Digital Twin environment
This Digital Twin environment will revolutionise the monitoring experience. Instead of complex, fragmented screens, operators will gain a holistic view of event relationships on a map-based interface that integrates the VMS (Video Management System) and access control systems. Within this perfectly mirrored digital space, the video system will eventually evolve into an Autonomous Intelligent Space that deeply understands situations and manages and resolves issues independently.
Adding the latest AI technology could provide security managers or operators with greater control over system operations. For example, AI can instantly comprehend natural language questions like, “Find a person who entered the server room after 10 PM last night,” and automatically analyse access and video records to report the results. This signifies true situational awareness that can move far beyond basic complex search parameters.

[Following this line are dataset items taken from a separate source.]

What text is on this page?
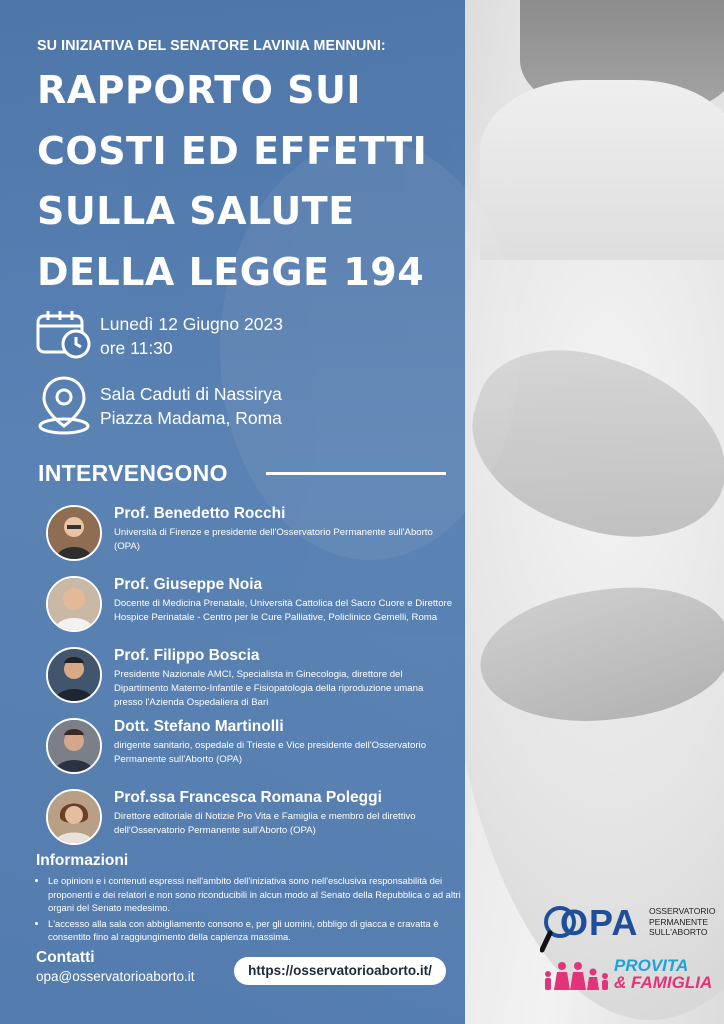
SU INIZIATIVA DEL SENATORE LAVINIA MENNUNI:
RAPPORTO SUI
COSTI ED EFFETTI
SULLA SALUTE
DELLA LEGGE 194
Lunedì 12 Giugno 2023
ore 11:30
Sala Caduti di Nassirya
Piazza Madama, Roma
INTERVENGONO
Prof. Benedetto Rocchi
Università di Firenze e presidente dell'Osservatorio Permanente sull'Aborto (OPA)
Prof. Giuseppe Noia
Docente di Medicina Prenatale, Università Cattolica del Sacro Cuore e Direttore Hospice Perinatale - Centro per le Cure Palliative, Policlinico Gemelli, Roma
Prof. Filippo Boscia
Presidente Nazionale AMCI, Specialista in Ginecologia, direttore del Dipartimento Materno-Infantile e Fisiopatologia della riproduzione umana presso l'Azienda Ospedaliera di Bari
Dott. Stefano Martinolli
dirigente sanitario, ospedale di Trieste e Vice presidente dell'Osservatorio Permanente sull'Aborto (OPA)
Prof.ssa Francesca Romana Poleggi
Direttore editoriale di Notizie Pro Vita e Famiglia e membro del direttivo dell'Osservatorio Permanente sull'Aborto (OPA)
Informazioni
• Le opinioni e i contenuti espressi nell'ambito dell'iniziativa sono nell'esclusiva responsabilità dei proponenti e dei relatori e non sono riconducibili in alcun modo al Senato della Repubblica o ad altri organi del Senato medesimo.
• L'accesso alla sala con abbigliamento consono e, per gli uomini, obbligo di giacca e cravatta è consentito fino al raggiungimento della capienza massima.
Contatti
opa@osservatorioaborto.it	https://osservatorioaborto.it/
OPA OSSERVATORIO
PERMANENTE
SULL'ABORTO
PROVITA
& FAMIGLIA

Hybrid architecture: The distributed power
The rising cost of transmitting high-definition video data, coupled with data sovereignty and regulatory concerns, poses challenges for purely cloud-based systems. As such, ‘Hybrid Architecture’, which preserves the benefits of the cloud while mitigating operational strain, is rapidly establishing itself as the optimal solution for the video surveillance sector.
Hybrid architecture grants users ultimate control and flexibility over system operations. Because it allows system functions to be deployed to the most efficient location based on an organization’s business needs, budget, and legal/regulatory environment, it will become a key strategy for maximising TCO.

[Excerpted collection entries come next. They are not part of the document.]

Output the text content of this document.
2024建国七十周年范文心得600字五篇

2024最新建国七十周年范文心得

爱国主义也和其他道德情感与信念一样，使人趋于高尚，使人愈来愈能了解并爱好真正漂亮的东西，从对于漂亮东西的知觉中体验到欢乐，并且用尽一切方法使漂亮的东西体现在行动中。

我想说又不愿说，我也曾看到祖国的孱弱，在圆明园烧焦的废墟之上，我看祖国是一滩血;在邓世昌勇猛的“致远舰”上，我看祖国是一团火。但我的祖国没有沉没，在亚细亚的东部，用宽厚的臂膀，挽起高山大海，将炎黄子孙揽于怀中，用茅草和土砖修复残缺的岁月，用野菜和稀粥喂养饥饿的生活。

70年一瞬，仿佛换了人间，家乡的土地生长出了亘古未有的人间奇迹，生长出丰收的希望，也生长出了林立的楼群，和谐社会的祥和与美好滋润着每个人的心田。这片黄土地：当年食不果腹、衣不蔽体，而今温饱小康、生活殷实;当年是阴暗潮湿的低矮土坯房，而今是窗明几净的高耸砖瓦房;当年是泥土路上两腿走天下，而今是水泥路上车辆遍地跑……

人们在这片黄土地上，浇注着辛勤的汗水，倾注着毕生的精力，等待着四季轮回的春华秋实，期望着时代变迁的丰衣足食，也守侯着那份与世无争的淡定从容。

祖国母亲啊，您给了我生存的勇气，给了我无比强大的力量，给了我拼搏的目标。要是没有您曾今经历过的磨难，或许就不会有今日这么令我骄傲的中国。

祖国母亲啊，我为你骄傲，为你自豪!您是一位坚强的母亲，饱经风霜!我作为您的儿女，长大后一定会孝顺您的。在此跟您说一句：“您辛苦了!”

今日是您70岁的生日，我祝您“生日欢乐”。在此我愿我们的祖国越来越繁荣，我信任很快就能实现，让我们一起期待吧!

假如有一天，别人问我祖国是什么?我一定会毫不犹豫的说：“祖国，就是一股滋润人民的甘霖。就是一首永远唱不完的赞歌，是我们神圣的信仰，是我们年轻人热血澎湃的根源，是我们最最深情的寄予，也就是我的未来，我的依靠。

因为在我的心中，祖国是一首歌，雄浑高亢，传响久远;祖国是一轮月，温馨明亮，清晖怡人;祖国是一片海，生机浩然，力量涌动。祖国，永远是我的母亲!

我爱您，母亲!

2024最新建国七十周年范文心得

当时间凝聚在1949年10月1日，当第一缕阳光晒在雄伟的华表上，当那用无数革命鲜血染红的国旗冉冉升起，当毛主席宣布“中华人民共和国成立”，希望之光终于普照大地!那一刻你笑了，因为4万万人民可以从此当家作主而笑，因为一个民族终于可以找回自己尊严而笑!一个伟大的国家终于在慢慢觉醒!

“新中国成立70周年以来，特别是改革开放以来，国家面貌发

Real-time monitoring functions and critical functions
From a video surveillance standpoint, hybrid architecture maximises efficiency by flexibly distributing functions between the on-premises and cloud environments. On-premise environments can host real-time monitoring functions and critical functions that must comply with regulations for short-term video storage and retention. Functions involving the local processing and control of highly sensitive data are also placed on-premise to bolster data security control and ensure immediate response capabilities at the site.

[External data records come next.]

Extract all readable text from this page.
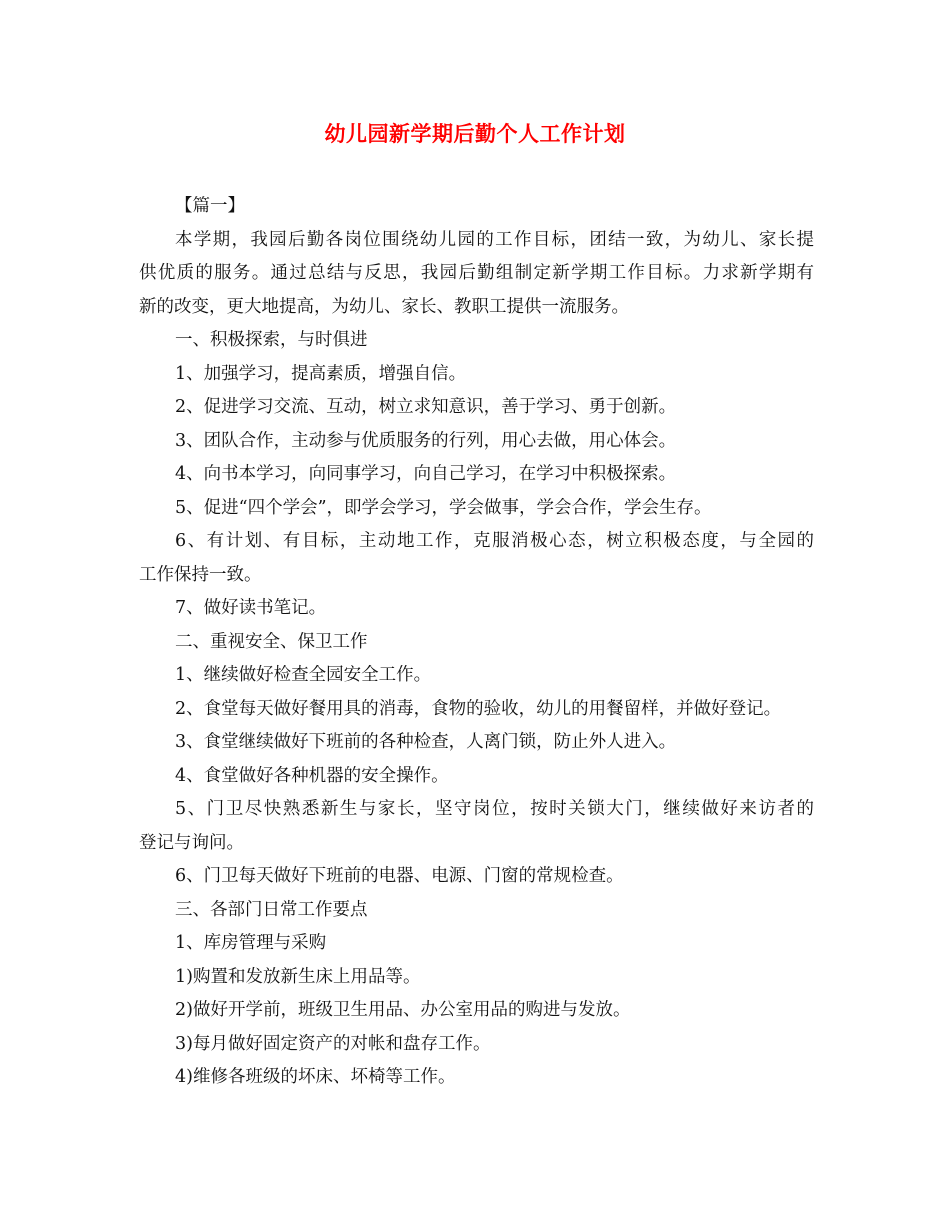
幼儿园新学期后勤个人工作计划

【篇一】

本学期，我园后勤各岗位围绕幼儿园的工作目标，团结一致，为幼儿、家长提

供优质的服务。通过总结与反思，我园后勤组制定新学期工作目标。力求新学期有

新的改变，更大地提高，为幼儿、家长、教职工提供一流服务。

一、积极探索，与时俱进

1、加强学习，提高素质，增强自信。

2、促进学习交流、互动，树立求知意识，善于学习、勇于创新。

3、团队合作，主动参与优质服务的行列，用心去做，用心体会。

4、向书本学习，向同事学习，向自己学习，在学习中积极探索。

5、促进“四个学会”，即学会学习，学会做事，学会合作，学会生存。

6、有计划、有目标，主动地工作，克服消极心态，树立积极态度，与全园的

工作保持一致。

7、做好读书笔记。

二、重视安全、保卫工作

1、继续做好检查全园安全工作。

2、食堂每天做好餐用具的消毒，食物的验收，幼儿的用餐留样，并做好登记。

3、食堂继续做好下班前的各种检查，人离门锁，防止外人进入。

4、食堂做好各种机器的安全操作。

5、门卫尽快熟悉新生与家长，坚守岗位，按时关锁大门，继续做好来访者的

登记与询问。

6、门卫每天做好下班前的电器、电源、门窗的常规检查。

三、各部门日常工作要点

1、库房管理与采购

1)购置和发放新生床上用品等。

2)做好开学前，班级卫生用品、办公室用品的购进与发放。

3)每月做好固定资产的对帐和盘存工作。

4)维修各班级的坏床、坏椅等工作。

Meanwhile, the cloud environment is leveraged for functions such as remote centralised management, large-scale data analysis, deep learning for AI models, and long-term archiving. Using the cloud this way ensures system scalability and operational ease.
Beyond simple infrastructure separation, this architecture also supports the optimal distributed computing structure necessary for the successful operation of AI-analysis-based video surveillance systems.
New standard for security infrastructure
In this structure, edge (camera/NVR) devices handle the first layer of computation, performing real-time detection and only transmitting necessary data to the cloud. This reduces network bandwidth strain, maximises speed and storage efficiency. Following this, the cloud (central server) environment conducts the second layer of deep analysis and large-scale machine learning based on the filtered data from the edge, significantly enhancing the accuracy and sophistication of AI functions.
In 2026, I believe AI will be firmly established as a new standard for security infrastructure. To meet this, Hanwha Vision will deliver trustworthy data and sustainable security value to users by providing solutions based on a hybrid architecture optimized for AI analysis and processing. It looks set to be an exciting year!